To conclude this section, it is observed that, when \(\order[1]\lambda = 0\), the dominant term of the potential energy along the bifurcated branch is of the fourth order, see Eq (6.1). Combining with Eq. (9.2), \[ \begin{aligned}[b] \E[u(\eta), \lambda(\eta)] ={}& \E[u^{\star} \circ \lambda(\eta), \lambda(\eta)] + \tfrac{1}{24} \eta^4 \, \bigl( E_{ijkl} \, \order[1]{\xi_i} \, \order[1]{\xi_j} \, \order[1]{\xi_k} \, \order[1]{\xi_l}\\ &+ 6 \order[2]\lambda \, \dot{E}_{ij} \, \order[1]{\xi_i} \, \order[1]{\xi_j} \bigr) + o(\eta^4)\\ ={}& \E[u^{\star} \circ \lambda(\eta), \lambda(\eta)] - \tfrac{1}{24} \eta^4 E_{ijkl} \, \order[1]{\xi_i} \, \order[1]{\xi_j} \, \order[1]{\xi_k} \, \order[1]{\xi_l} + o(\eta^4). \end{aligned} \tag{9.3}\]

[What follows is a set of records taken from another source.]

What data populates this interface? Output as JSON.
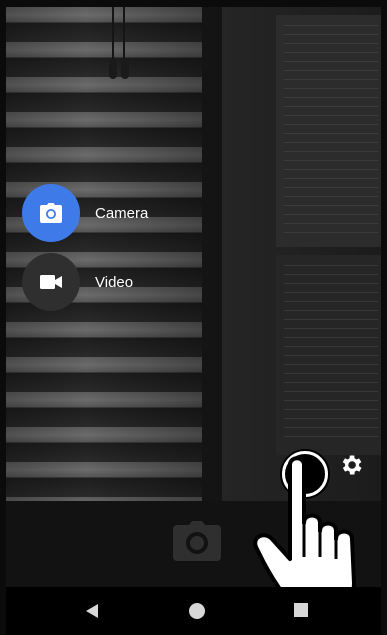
{
  "modes": {
    "camera": {
      "label": "Camera",
      "icon": "camera-icon",
      "color": "#3f7be8"
    },
    "video": {
      "label": "Video",
      "icon": "videocam-icon",
      "color": "#2f2f2f"
    }
  },
  "controls": {
    "settings_icon": "gear-icon",
    "shutter_icon": "camera-shutter-icon",
    "tap_indicator": "hand-pointer-icon"
  },
  "nav": {
    "back_icon": "back-triangle-icon",
    "home_icon": "home-circle-icon",
    "recents_icon": "recents-square-icon"
  }
}
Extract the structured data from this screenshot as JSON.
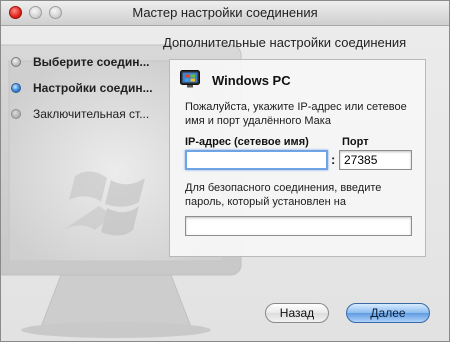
{
  "window": {
    "title": "Мастер настройки соединения"
  },
  "sidebar": {
    "steps": [
      {
        "label": "Выберите соедин...",
        "state": "done"
      },
      {
        "label": "Настройки соедин...",
        "state": "active"
      },
      {
        "label": "Заключительная ст...",
        "state": "pending"
      }
    ]
  },
  "main": {
    "section_title": "Дополнительные настройки соединения",
    "pc_title": "Windows PC",
    "instructions": "Пожалуйста, укажите IP-адрес или сетевое имя и порт удалённого Мака",
    "ip_label": "IP-адрес (сетевое имя)",
    "ip_value": "",
    "port_label": "Порт",
    "port_value": "27385",
    "colon": ":",
    "secure_text": "Для безопасного соединения, введите пароль, который установлен на",
    "password_value": ""
  },
  "footer": {
    "back_label": "Назад",
    "next_label": "Далее"
  },
  "colors": {
    "accent": "#5f9be0",
    "focus_ring": "#6ea4e3"
  },
  "icons": {
    "pc": "windows-pc-icon",
    "background": "monitor-illustration-icon"
  }
}
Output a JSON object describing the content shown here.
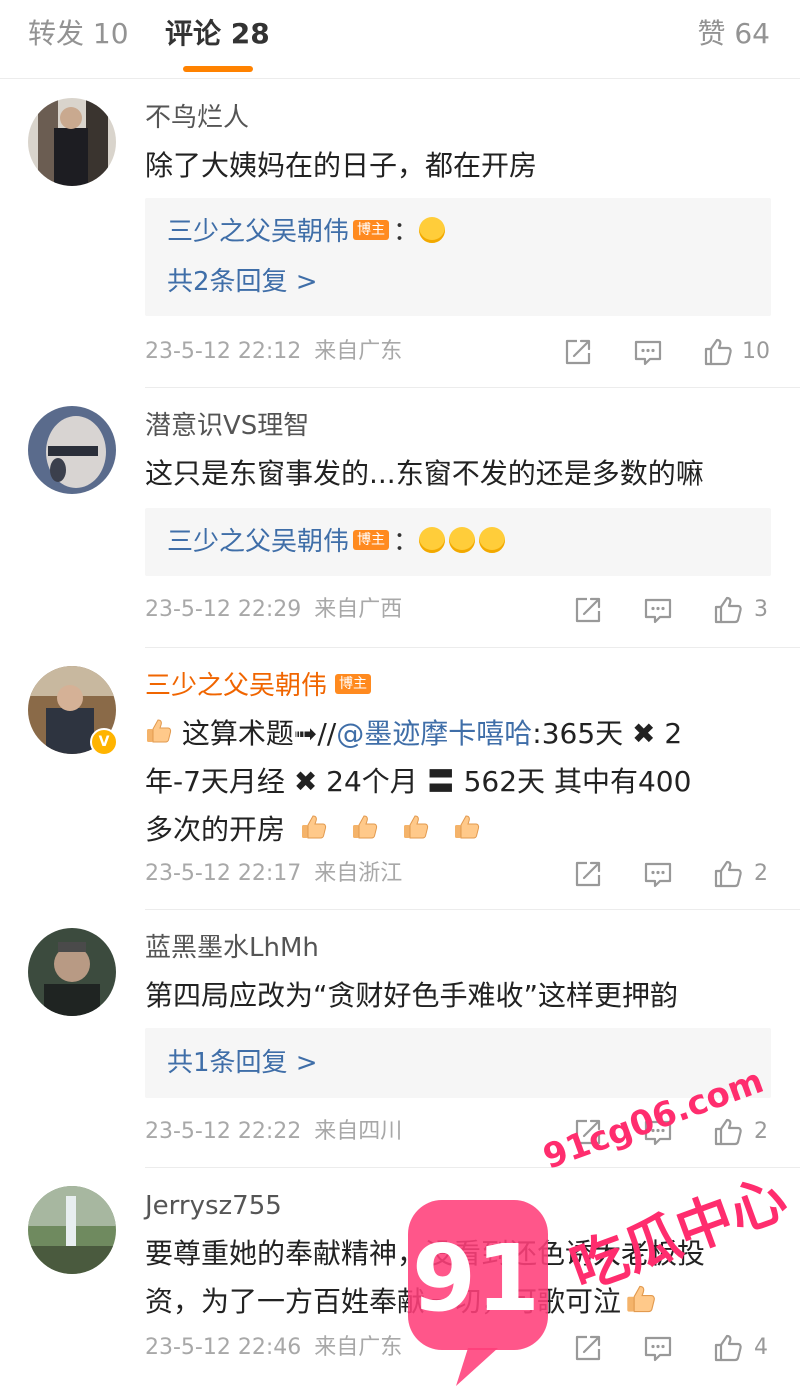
{
  "tabs": {
    "reposts": "转发 10",
    "comments": "评论 28",
    "likes": "赞 64"
  },
  "comments": [
    {
      "user": "不鸟烂人",
      "text": "除了大姨妈在的日子，都在开房",
      "reply": {
        "author": "三少之父吴朝伟",
        "badge": "博主",
        "colon": "：",
        "more": "共2条回复 >"
      },
      "time": "23-5-12 22:12",
      "location": "来自广东",
      "likes": "10"
    },
    {
      "user": "潜意识VS理智",
      "text": "这只是东窗事发的...东窗不发的还是多数的嘛",
      "reply": {
        "author": "三少之父吴朝伟",
        "badge": "博主",
        "colon": "："
      },
      "time": "23-5-12 22:29",
      "location": "来自广西",
      "likes": "3"
    },
    {
      "user": "三少之父吴朝伟",
      "badge": "博主",
      "text_parts": {
        "before": "这算术题➟//",
        "mention": "@墨迹摩卡嘻哈",
        "line1_end": ":365天 ✖ 2",
        "line2": "年-7天月经 ✖ 24个月 〓 562天  其中有400",
        "line3": "多次的开房"
      },
      "time": "23-5-12 22:17",
      "location": "来自浙江",
      "likes": "2"
    },
    {
      "user": "蓝黑墨水LhMh",
      "text": "第四局应改为“贪财好色手难收”这样更押韵",
      "reply": {
        "more": "共1条回复 >"
      },
      "time": "23-5-12 22:22",
      "location": "来自四川",
      "likes": "2"
    },
    {
      "user": "Jerrysz755",
      "text_line1": "要尊重她的奉献精神，没看到还色诱大老板投",
      "text_line2": "资，为了一方百姓奉献一切，可歌可泣",
      "time": "23-5-12 22:46",
      "location": "来自广东",
      "likes": "4"
    }
  ],
  "watermark": {
    "url": "91cg06.com",
    "name": "吃瓜中心",
    "logo": "91"
  },
  "colors": {
    "accent": "#ff8200",
    "link": "#3f6ea8",
    "host_name": "#f06500",
    "watermark": "#ff2d6e"
  }
}
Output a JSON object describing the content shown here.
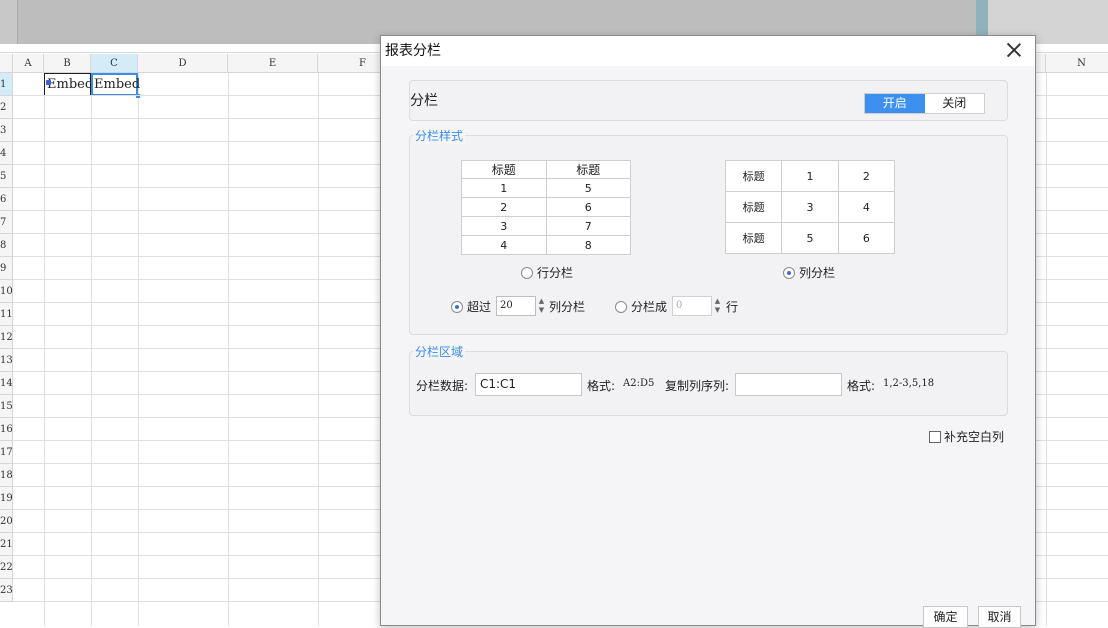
{
  "spreadsheet": {
    "columns": [
      "",
      "A",
      "B",
      "C",
      "D",
      "E",
      "F",
      "",
      "N"
    ],
    "rows": [
      "1",
      "2",
      "3",
      "4",
      "5",
      "6",
      "7",
      "8",
      "9",
      "10",
      "11",
      "12",
      "13",
      "14",
      "15",
      "16",
      "17",
      "18",
      "19",
      "20",
      "21",
      "22",
      "23"
    ],
    "cells": {
      "B1": "Embed",
      "C1": "Embed"
    }
  },
  "dialog": {
    "title": "报表分栏",
    "toggle": {
      "label": "分栏",
      "on_label": "开启",
      "off_label": "关闭",
      "state": "on"
    },
    "style_section": {
      "title": "分栏样式",
      "row_table": [
        [
          "标题",
          "标题"
        ],
        [
          "1",
          "5"
        ],
        [
          "2",
          "6"
        ],
        [
          "3",
          "7"
        ],
        [
          "4",
          "8"
        ]
      ],
      "col_table": [
        [
          "标题",
          "1",
          "2"
        ],
        [
          "标题",
          "3",
          "4"
        ],
        [
          "标题",
          "5",
          "6"
        ]
      ],
      "row_option": "行分栏",
      "col_option": "列分栏",
      "selected": "col",
      "exceed_label": "超过",
      "exceed_value": "20",
      "exceed_suffix": "列分栏",
      "split_label": "分栏成",
      "split_value": "0",
      "split_suffix": "行",
      "exceed_selected": true
    },
    "area_section": {
      "title": "分栏区域",
      "data_label": "分栏数据:",
      "data_value": "C1:C1",
      "format_label": "格式:",
      "format_example": "A2:D5",
      "copy_label": "复制列序列:",
      "copy_value": "",
      "copy_format_example": "1,2-3,5,18"
    },
    "fill_blank_label": "补充空白列",
    "ok_label": "确定",
    "cancel_label": "取消"
  }
}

The expansion \(\lambda = \lambda_0 + \order[2]\lambda \, \eta^2 / 2 + o(\eta^2)\) can be inverted as follows \[ \eta^4 = \frac{4 \bigl(\lambda - \lambda_0\bigr)^2}{\bigl( \order[2]\lambda \bigr)^2} + o(\lambda^2) = \frac{36 \bigl( \dot{E}_{ij} \, \order[1]{\xi_i} \, \order[1]{\xi_j} \bigr)^2}{\bigl( E_{ijkl} \, \order[1]{\xi_i} \, \order[1]{\xi_j} \, \order[1]{\xi_k} \, \order[1]{\xi_l} \bigr)^2} \bigl( \lambda - \lambda_0 \bigr)^2 \] and expression (9.3) reads \[ \E[u(\eta), \lambda(\eta)] = \E[u^{\star} \circ \lambda(\eta), \lambda(\eta)] - \frac{3 \bigl( \dot{E}_{ij} \, \order[1]{\xi_i} \, \order[1]{\xi_j} \bigr)^2}{2 E_{ijkl} \, \order[1]{\xi_i} \, \order[1]{\xi_j} \, \order[1]{\xi_k} \, \order[1]{\xi_l} } \bigl( \lambda - \lambda_0 \bigr)^2 + o(\lambda^2). \]
Again, the above expression does not depend on the scaling of \(\order[1]u\) (of the \(\order[1]{\xi_i}\)). Note that, if \(E_{ijkl} \, \order[1]{\xi_i} \, \order[1]{\xi_j} \, \order[1]{\xi_k} \, \order[1]{\xi_l} > 0\), then only loads that are greater than the critical load can be reached on the bifurcated branch, where the energy is lower than the fundamental branch.